Before I founded this company, I worked at a U.S. public company. However, despite sitting in London, all my internet traffic routed via the headquarters in New York, and consequently, I was always identified as a U.S. user. There are also a very large number of internet users getting online via Proxy Networks that route their internet traffic via a server in another geographic location without their knowledge.
The impact of this is difficult to size, but as a guideline, we surveyed Facebook users in China in 2013, asking them how they managed to gain access. Interestingly 25 percent said they could access ‘via a work connection’, all of which would be proxy-based.
The Cost of Misinformation
The failure of IP geo-targeting is having multi-billion dollar implications, and yet no one seems to have noticed.
With leading brands worldwide relying on inaccurate information to guide their marketing strategies, many have winded up chasing phantom audiences, investing heavily in the wrong markets. One reputable UK publisher, for example, decided to set up a New York office and allocate a large portion of its budget to marketing in the U.S. based on inaccurate insights.
This represents tens of millions of sunken cost, signed off on an incorrect analytics report. Similarly, the majority of online advertising is geo-targeted which means many messages are failing to reach their target audiences.
There is also a more profound impact – the digital revolution is not being shared equally among the world’s internet users. Today the vast majority of internet users reside outside mature markets of the U.S.A and Western Europe, yet the majority of ad spend, Venture Capital investment and the creation of content and services still happen there.
The US today makes up less than 8% of the global internet population, but still represents 38% of digital ad spend. The internet users of fast growth markets like Brazil, Indonesia and India are losing out, and primarily due to the face that IP geo-targeting makes them invisible.

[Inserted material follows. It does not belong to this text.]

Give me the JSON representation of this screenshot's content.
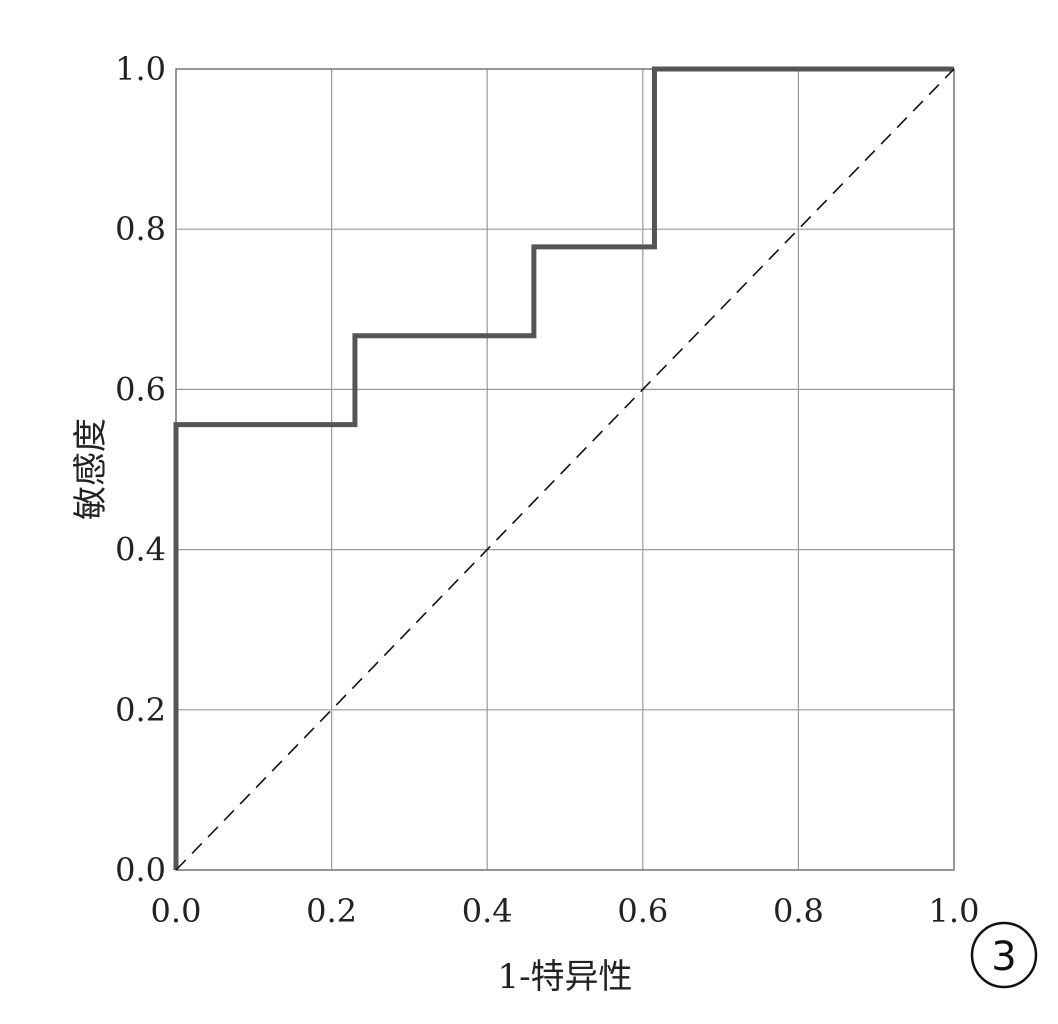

The Future of Web Analytics
Fixing this problem is at the core of what we do at GlobalWebIndex, and we’re doing this by combining active data with passively derived analytics.
We maintain deterministic IDs on all of our panelists; 18 million real internet users who are geographically located with multiple opt-ins and language choices. This way, we can be 99.9% confident that their location is accurate.
This kind of detail is unprecedented and already bringing major gains to clients that have integrated it, both by enabling the monetization of the global audience, but also by being able to link any audience to actual web visits.
Our aim is to enable every company in the world to measure their analytics through this kind of data, so we are now scaling this panel using pioneering research techniques, incentives and survey distribution. We forecast that we will grow our panel to 20 million people by the end of 2017 with a target to reach 50 million people and beyond.
The future of analytics is real people. So to those in the industry who claim to have over 500 million cookies under management in the U.S., or that 60% of their audience is located in the US, perhaps it’s time to ask: How many of those come from a remote farm in Kansas?